En 2013, l'euro s'est apprécié de plus de 4,3 % face au dollar, de plus de 26 % face au yen, mais aussi de 25 % face à la livre turque, de 20 % face au real brésilien ou de 17 % face à la roupie indienne. Un gros handicap pour les entreprises françaises exportatrices. « Une hausse de 10 % de l'euro pèse à hauteur de 3-4 % sur les bénéfices, ce qui signifie que l'appréciation de l'euro a pénalisé les bénéfices de l'Europe à hauteur de 3 % cette année », indique Matthew Garman de Morgan Stanley.

En 2013, la facture se chiffre ainsi à 230 millions d'euros de résultats opérationnels pour Michelin. L'effet de change a pesé à hauteur de 6 % sur le chiffre d'affaires de Lafarge et de 2,7 % sur le chiffre d'affaires de Saint-Gobain. L'euro fort a aussi pénalisé les ventes d'Air Liquide à hauteur de 3,8 %. « Ce serait un bien pour l'économie européenne si l'euro était réajusté à la baisse », reconnaît son PDG, Benoît Potier. Emmanuel Babeau, le directeur financier de Schneider pointe la « surévaluation manifeste de l'euro », mais aussi « la volatilité importante des devises émergentes » qui lui ont coûté 879 millions d'euros en chiffre d'affaires. « L'effet change, en particulier sur les devises émergentes, a pesé sur nombre de sociétés, note Alban Eyssette. Cela explique d'ailleurs la stabilité des chiffres d'affaires - moins 1 % sur les 25 sociétés - alors que les croissances organiques sont meilleures que cela. ».

Le géant chinois ralentit

7,7 % en 2013, 7,5 % anticipé en 2014, la Chine est bien loin des taux de croissance à deux chiffres du début du millénaire. La demande intérieure est loin d'avoir remplacé l'investissement. Ainsi, si Saint-Gobain et Lafarge se disent confiants sur le dynamisme de l'Asie du Sud-Est, le groupe LVMH explique aussi le ralentissement de la croissance de ses ventes par « l'environnement global avec des pays en forte croissance qui ont ralenti, comme la Chine ».

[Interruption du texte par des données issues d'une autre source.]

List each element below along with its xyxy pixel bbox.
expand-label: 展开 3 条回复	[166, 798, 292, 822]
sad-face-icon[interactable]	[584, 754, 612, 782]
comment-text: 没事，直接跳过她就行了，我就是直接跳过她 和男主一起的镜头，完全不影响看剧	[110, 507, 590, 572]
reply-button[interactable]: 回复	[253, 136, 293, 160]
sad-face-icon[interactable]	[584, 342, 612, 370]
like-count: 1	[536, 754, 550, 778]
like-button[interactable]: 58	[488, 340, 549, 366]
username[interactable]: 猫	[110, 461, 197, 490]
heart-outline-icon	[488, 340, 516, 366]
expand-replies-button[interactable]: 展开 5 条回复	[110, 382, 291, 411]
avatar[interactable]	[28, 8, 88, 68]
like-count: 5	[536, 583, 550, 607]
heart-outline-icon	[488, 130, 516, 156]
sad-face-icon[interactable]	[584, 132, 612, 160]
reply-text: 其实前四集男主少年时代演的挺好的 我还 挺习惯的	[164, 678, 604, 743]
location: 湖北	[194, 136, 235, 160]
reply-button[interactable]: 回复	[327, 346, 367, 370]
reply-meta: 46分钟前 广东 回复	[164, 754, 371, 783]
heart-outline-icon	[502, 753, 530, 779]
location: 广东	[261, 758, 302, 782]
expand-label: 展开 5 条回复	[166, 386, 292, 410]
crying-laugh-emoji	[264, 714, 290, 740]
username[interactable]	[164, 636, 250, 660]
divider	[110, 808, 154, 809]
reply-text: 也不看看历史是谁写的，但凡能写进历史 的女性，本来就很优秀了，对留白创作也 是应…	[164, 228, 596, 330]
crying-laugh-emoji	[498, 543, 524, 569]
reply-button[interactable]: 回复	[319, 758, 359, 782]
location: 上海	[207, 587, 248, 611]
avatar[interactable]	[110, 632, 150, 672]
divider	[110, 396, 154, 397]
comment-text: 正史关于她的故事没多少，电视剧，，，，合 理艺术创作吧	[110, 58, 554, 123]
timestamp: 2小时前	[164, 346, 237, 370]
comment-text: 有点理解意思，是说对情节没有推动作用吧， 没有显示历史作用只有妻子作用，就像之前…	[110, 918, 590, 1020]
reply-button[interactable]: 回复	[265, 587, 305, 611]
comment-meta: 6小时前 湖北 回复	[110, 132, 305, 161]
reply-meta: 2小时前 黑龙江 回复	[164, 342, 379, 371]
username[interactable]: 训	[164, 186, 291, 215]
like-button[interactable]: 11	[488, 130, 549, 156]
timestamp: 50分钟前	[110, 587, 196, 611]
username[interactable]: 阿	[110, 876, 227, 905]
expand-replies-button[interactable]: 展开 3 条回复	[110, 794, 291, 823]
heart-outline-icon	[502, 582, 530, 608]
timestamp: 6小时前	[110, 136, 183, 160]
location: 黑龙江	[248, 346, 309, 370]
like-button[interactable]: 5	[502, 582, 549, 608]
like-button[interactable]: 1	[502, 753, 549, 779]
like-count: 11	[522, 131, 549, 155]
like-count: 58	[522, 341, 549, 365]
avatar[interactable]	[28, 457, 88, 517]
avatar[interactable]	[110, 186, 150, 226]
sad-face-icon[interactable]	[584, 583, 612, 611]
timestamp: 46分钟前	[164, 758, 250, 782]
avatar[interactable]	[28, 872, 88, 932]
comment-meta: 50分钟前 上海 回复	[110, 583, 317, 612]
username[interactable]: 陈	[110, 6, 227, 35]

Les ventes de L'Oréal ralentissent aussi en Chine, en Inde et marquent le pas en Corée. Pernod Ricard, de son côté, a vu ses ventes fondre de 18 % en Chine au premier semestre de son exercice et a dû réviser en baisse ses prévisions de résultats opérationnels.

Mais le ralentissement économique n'explique pas toutes les difficultés rencontrées par certains groupes, notamment dans les spiritueux. La politique de lutte contre la corruption avec l'interdiction des « cadeaux ostentatoires » a pesé sur les ventes de whisky et de cognac de Pernod Ricard ou de Rémy Cointreau. « Le marché chinois du cognac est saturé », reconnaît ce dernier. Pour Danone, le marché chinois a été aussi source de désillusion dans le lait pour bébé en raison d'une alerte au botulisme lancée par son fournisseur néo-zélandais Fontera. Par prudence, le groupe a retiré les produits de ce marché. Conséquence : un impact négatif de 300 millions d'euros sur son résultat opérationnel en 2013.